Alle norme previste a livello nazionale e regionale, si aggiungono le specifiche di prodotto imposte da mercati e supermercati, i quali non richiedono solo uva buona da mangiare e bella esteticamente, ma anche con un limitato numero di principi attivi residui, più basso rispetto a quello previsto dalla legge. Aspetto particolarmente ostico per i viticoltori che, nelle annate più controverse, piovose e umide, da un lato devono proteggere il prodotto con trattamenti, dall’altro devono tuttavia rispettare i limiti sempre più stringenti circa il numero di residui.

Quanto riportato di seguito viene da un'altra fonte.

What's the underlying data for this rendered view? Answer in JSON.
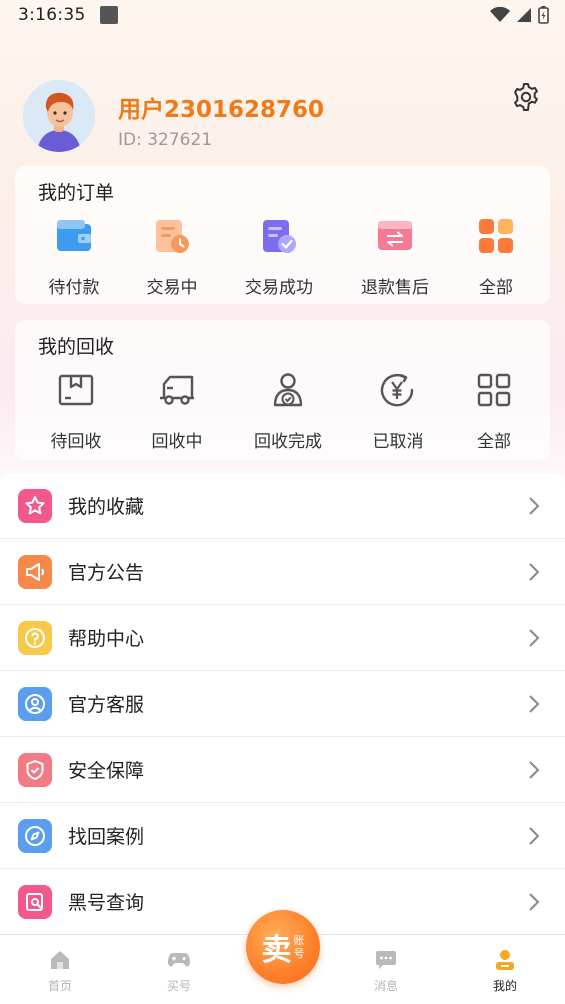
{
  "status_bar": {
    "time": "3:16:35"
  },
  "profile": {
    "username": "用户2301628760",
    "user_id": "ID: 327621"
  },
  "orders": {
    "title": "我的订单",
    "items": [
      {
        "label": "待付款",
        "icon": "wallet-icon",
        "color": "#3d9bf0"
      },
      {
        "label": "交易中",
        "icon": "order-clock-icon",
        "color": "#f59a5c"
      },
      {
        "label": "交易成功",
        "icon": "order-check-icon",
        "color": "#7b6cf0"
      },
      {
        "label": "退款售后",
        "icon": "refund-icon",
        "color": "#f57a94"
      },
      {
        "label": "全部",
        "icon": "grid-icon",
        "color": "#fa7a3a"
      }
    ]
  },
  "recycle": {
    "title": "我的回收",
    "items": [
      {
        "label": "待回收",
        "icon": "box-icon"
      },
      {
        "label": "回收中",
        "icon": "truck-icon"
      },
      {
        "label": "回收完成",
        "icon": "user-check-icon"
      },
      {
        "label": "已取消",
        "icon": "yen-cancel-icon"
      },
      {
        "label": "全部",
        "icon": "grid-outline-icon"
      }
    ]
  },
  "menu": [
    {
      "label": "我的收藏",
      "icon": "star-icon",
      "color": "#f0598a"
    },
    {
      "label": "官方公告",
      "icon": "megaphone-icon",
      "color": "#f5894a"
    },
    {
      "label": "帮助中心",
      "icon": "question-icon",
      "color": "#f7c94a"
    },
    {
      "label": "官方客服",
      "icon": "service-icon",
      "color": "#5b9ef0"
    },
    {
      "label": "安全保障",
      "icon": "shield-icon",
      "color": "#f27a85"
    },
    {
      "label": "找回案例",
      "icon": "compass-icon",
      "color": "#5b9ef0"
    },
    {
      "label": "黑号查询",
      "icon": "search-doc-icon",
      "color": "#f0598a"
    }
  ],
  "bottom_nav": {
    "items": [
      {
        "label": "首页",
        "icon": "home-icon"
      },
      {
        "label": "买号",
        "icon": "gamepad-icon"
      },
      {
        "label": "消息",
        "icon": "message-icon"
      },
      {
        "label": "我的",
        "icon": "profile-icon"
      }
    ],
    "sell": {
      "main": "卖",
      "sub1": "账",
      "sub2": "号"
    }
  },
  "colors": {
    "brand_orange": "#f07a16",
    "active_nav": "#f5a623"
  }
}
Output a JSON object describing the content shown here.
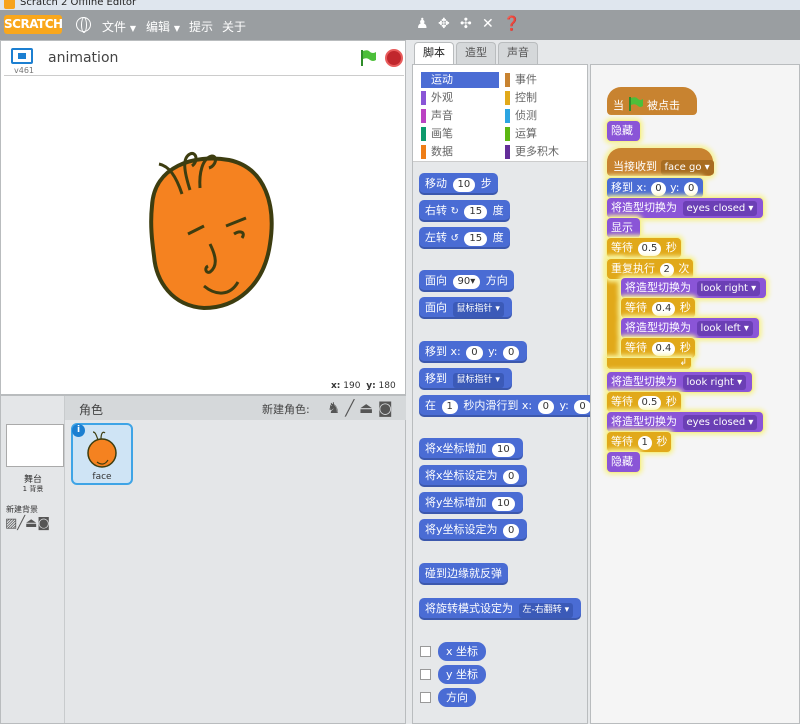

In questo contesto, allora, per le aziende agricole un supporto fondamentale è offerto dai sistemi di supporto alle decisioni (DSS), strumenti in grado di acquisire dati, elaborarli e fornire informazioni in maniera tempestiva. Tra i DSS oggi più presenti ci sono i sistemi previsionali delle malattie. Mediante modelli previsionali, questi sistemi informatici sono in grado di mettere in relazione dati meteo, ciclo biologico del patogeno di interesse e fase fenologica della pianta, per poi elaborarli e rilasciare informazioni utili a definire le strategie da adottare in campo.
In conclusione, è tuttavia indispensabile ricordare che i DSS non intendono sostituire la figura dell’agricoltore o del tecnico di campo, ma possono costituire un valido supporto alla continua attività di monitoraggio finalizzata a realizzare produzioni di qualità, integrate e sostenibili.